Midnight City Is A New Publisher Of Awesome Indie Games

A publisher that only publishes indie games? What is this madness? Is this 1992 and the return of the Epic versus Apogee shareware battle? Why, of course not. It's 2013 and it's the rise of the indies, as Midnight City is here to save us from the AAA conglomerates by rekindling memories of nostalgia with games we never played but think we did.

Twinfinite does an awesome write-up on the new-found publisher who is formed from the remnants of Reverb Publishing and IGN (yeah, I know, it's like members of the Doritocracy decided to break off and form their own party) with former CEO of Reverb Communications, Doug Kennedy, and former Editor-in-Chief, Casey Lynch, picking up the mantle of Midnight City, a smaller publishing subsidiary label under Majesco Entertainment.
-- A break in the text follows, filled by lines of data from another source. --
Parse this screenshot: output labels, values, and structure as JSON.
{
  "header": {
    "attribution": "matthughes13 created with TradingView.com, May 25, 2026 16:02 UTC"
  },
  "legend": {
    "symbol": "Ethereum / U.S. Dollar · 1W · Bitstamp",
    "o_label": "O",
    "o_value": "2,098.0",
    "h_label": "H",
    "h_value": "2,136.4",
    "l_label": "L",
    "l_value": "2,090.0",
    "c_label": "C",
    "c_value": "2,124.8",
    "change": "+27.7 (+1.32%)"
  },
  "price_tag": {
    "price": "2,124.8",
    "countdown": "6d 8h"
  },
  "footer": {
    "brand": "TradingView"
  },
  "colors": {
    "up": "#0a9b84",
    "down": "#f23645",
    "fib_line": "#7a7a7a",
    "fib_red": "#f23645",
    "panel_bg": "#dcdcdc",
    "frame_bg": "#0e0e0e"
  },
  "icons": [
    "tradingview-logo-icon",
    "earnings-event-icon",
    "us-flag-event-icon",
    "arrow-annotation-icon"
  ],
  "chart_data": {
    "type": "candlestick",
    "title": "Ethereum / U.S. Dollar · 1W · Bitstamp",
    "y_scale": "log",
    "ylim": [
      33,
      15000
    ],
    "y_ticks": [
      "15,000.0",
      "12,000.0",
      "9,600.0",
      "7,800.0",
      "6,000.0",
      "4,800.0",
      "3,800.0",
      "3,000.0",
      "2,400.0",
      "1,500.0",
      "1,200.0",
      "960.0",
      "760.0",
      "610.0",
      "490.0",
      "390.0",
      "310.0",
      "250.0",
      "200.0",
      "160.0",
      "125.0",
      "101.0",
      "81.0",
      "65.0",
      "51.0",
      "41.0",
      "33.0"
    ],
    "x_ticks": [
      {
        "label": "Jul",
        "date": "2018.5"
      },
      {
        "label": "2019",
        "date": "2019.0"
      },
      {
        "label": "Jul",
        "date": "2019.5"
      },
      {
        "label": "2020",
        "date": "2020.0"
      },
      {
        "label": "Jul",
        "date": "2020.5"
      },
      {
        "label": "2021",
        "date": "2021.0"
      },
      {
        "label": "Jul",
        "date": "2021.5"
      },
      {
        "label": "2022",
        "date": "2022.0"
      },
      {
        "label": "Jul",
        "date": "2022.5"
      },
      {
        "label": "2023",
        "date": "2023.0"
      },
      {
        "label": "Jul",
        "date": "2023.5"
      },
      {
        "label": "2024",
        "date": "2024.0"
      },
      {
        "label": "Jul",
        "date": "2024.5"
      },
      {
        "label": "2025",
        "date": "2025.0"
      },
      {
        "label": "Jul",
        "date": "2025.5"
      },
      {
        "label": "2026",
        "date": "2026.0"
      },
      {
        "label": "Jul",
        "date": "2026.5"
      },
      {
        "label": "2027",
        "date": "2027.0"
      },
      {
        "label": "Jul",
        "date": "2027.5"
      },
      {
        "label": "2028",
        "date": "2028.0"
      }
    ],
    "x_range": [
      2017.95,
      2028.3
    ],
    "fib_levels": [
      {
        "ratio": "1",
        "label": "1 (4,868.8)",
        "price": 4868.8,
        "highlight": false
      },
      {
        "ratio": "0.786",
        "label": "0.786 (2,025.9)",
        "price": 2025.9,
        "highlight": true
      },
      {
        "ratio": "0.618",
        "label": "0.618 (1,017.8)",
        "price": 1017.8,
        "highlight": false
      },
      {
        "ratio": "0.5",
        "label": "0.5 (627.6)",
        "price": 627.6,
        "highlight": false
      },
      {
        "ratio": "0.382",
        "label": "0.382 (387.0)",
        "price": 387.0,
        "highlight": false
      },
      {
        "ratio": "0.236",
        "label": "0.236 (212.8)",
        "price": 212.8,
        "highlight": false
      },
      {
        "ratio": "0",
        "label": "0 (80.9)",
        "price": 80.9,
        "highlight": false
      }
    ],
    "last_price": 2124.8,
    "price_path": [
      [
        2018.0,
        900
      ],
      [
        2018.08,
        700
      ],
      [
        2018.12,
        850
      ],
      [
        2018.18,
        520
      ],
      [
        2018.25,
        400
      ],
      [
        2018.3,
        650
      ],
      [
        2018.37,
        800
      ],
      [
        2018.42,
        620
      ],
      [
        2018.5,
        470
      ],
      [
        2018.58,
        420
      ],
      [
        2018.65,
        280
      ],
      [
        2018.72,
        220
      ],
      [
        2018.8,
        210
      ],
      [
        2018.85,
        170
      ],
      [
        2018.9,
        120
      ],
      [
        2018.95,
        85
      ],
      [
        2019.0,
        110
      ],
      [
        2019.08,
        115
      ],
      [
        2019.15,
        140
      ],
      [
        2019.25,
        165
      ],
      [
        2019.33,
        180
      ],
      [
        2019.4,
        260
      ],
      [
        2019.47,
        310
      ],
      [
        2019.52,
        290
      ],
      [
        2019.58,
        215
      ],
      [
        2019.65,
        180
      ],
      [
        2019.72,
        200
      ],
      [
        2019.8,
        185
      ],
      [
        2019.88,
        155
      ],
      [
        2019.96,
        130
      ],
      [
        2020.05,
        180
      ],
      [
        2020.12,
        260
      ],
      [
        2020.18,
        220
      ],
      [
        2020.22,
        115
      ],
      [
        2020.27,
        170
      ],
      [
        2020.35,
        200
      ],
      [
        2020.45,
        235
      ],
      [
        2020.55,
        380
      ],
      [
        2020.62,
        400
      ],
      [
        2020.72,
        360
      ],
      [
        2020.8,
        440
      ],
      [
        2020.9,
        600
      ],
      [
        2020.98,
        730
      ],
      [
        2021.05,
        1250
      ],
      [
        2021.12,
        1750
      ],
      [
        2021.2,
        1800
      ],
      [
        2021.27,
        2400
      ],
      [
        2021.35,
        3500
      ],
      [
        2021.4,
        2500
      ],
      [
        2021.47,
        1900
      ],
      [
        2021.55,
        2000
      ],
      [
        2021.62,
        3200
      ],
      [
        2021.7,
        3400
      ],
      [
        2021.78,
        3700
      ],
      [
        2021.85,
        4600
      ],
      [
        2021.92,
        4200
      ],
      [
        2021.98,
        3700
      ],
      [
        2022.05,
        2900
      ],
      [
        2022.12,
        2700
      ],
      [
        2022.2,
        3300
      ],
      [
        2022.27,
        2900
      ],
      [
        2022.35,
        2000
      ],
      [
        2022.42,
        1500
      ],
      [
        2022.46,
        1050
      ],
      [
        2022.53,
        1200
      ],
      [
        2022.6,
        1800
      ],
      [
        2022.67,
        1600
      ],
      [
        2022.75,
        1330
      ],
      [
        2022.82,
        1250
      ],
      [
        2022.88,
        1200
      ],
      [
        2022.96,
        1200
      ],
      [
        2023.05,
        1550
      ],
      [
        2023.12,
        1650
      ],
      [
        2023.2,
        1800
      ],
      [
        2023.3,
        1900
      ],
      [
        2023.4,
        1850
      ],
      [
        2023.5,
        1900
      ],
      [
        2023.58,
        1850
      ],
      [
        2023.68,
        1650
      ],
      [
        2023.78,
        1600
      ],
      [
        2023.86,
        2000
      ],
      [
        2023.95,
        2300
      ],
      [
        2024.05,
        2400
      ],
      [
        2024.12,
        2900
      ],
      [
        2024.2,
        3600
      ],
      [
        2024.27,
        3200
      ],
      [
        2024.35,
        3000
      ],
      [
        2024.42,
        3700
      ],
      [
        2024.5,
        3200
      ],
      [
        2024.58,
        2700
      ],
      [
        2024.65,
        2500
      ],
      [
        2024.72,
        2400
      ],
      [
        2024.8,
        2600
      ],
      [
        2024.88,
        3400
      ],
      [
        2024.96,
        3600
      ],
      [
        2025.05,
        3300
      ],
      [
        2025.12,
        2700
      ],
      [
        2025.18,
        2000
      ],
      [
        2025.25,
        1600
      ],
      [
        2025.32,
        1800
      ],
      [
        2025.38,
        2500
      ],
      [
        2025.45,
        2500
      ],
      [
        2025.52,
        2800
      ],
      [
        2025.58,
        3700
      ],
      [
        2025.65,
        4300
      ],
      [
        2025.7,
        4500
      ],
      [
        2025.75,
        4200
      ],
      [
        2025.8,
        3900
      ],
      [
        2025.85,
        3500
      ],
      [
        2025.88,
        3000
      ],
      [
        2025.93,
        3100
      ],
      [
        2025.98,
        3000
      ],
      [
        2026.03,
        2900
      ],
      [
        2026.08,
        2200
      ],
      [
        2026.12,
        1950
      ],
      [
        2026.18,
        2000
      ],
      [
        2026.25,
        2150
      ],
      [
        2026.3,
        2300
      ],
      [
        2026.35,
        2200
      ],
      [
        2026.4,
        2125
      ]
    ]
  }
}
The new Midnight City is more of a hands-off publishing approach for indies, almost identical to the failed experiment that was supposed to be the edgy, hands-off publishing subsidiary of Southpeak Interactive known as Gamecock Media Group... yeah, remember them?

Midnight City is hoping to go the route rarely went by keeping budgets curtailed and expenses low. We've heard it all before but the games are what will make or break the publisher. In this case, we're looking at “out there” titles that your standard mid-budget or AAA sized publisher wouldn't touch unless they could guarantee some measure of success (e.g., EA picking up Shank or Sony backing Journey).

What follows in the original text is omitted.